Logika nakazuje: „jeśli z przyczyn formalnych nie możesz wyremontować jednej drogi, to wyremontuj inną”. Niestety. Ten sposób myślenia obcy jest radnym lokalnej Wspólnoty Samorządowej GRYF. Ci „mędrcy” uznali, że drogi w gminie Police mamy w doskonałym stanie i nie trzeba ich naprawiać. 

PRZECZYTAJ CAŁY ARTYKUŁ: "Nie będzie drogi ... będą igrzyska"

Tym samy pół miliona z niedoszłego asfaltu „poszło” na (nie małe i tak) pensje dla siatkarek … grających w Szczecinie. A teraz szczegóły.

Radni gminni GRYF-a postanowili (z przyczyn formalnych) przesunąć na inny okres remont ulicy Grunwaldzkiej w Policach (na odcinku od Rynku do przejazdu kolejowego). Tym samym w budżecie „remontu dróg” pojawiła się wolna kwota 500.000 złotych. Logika nakazuje, żeby szybko „przerzucić” te pieniądze na modernizację innej drogi. Niestety. Logika jedno, a polecenie „partyjne” drugie …
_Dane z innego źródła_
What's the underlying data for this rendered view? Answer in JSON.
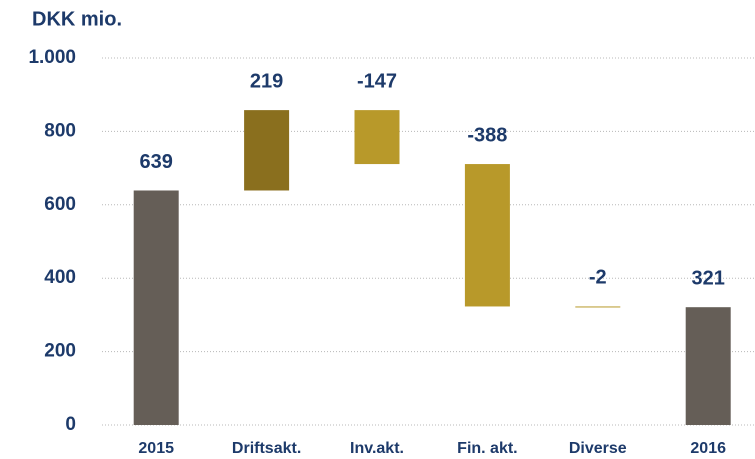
{
  "chart_data": {
    "type": "waterfall",
    "title": "DKK mio.",
    "categories": [
      "2015",
      "Driftsakt.",
      "Inv.akt.",
      "Fin. akt.",
      "Diverse",
      "2016"
    ],
    "values": [
      639,
      219,
      -147,
      -388,
      -2,
      321
    ],
    "is_total": [
      true,
      false,
      false,
      false,
      false,
      true
    ],
    "colors": {
      "total": "#655e57",
      "increase": "#8a6f1e",
      "decrease": "#b8992a"
    },
    "ylim": [
      0,
      1000
    ],
    "yticks": [
      0,
      200,
      400,
      600,
      800,
      {
        "value": 1000,
        "label": "1.000"
      }
    ],
    "grid": true
  }
}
„Wszystkie drogi w gminie są w tak doskonałym stanie, że nie trzeba ich naprawiać” – taki wniosek wyciągnąć można po głosowaniu „zielonych” samorządowców nad zmianami w budżecie. Ponieważ jeździmy po świetnych nawierzchniach i chodzimy po nowoczesnych chodnikach, więc radni GRYF-a przegłosowali w/w pół miliona z budżetu „remontu dróg” na … pensje dla siatkarek. Oczywiście tych grających w Szczecinie, a nie w Policach.

Co by było, gdyby w/w 500.000 złotych przekazano (dla przykładu) piłkarzom nożnym Chemika. Zapewne mielibyśmy w Policach rozgrywki centralne drugiej ligi, którymi interesuje się cała Polska oraz mecze Pucharu Polski transmitowane przez Polsat. A tak, zamiast promocji „ojczystych” żółto-zielonych barw mamy … dotowanie „biało-niebieskich”.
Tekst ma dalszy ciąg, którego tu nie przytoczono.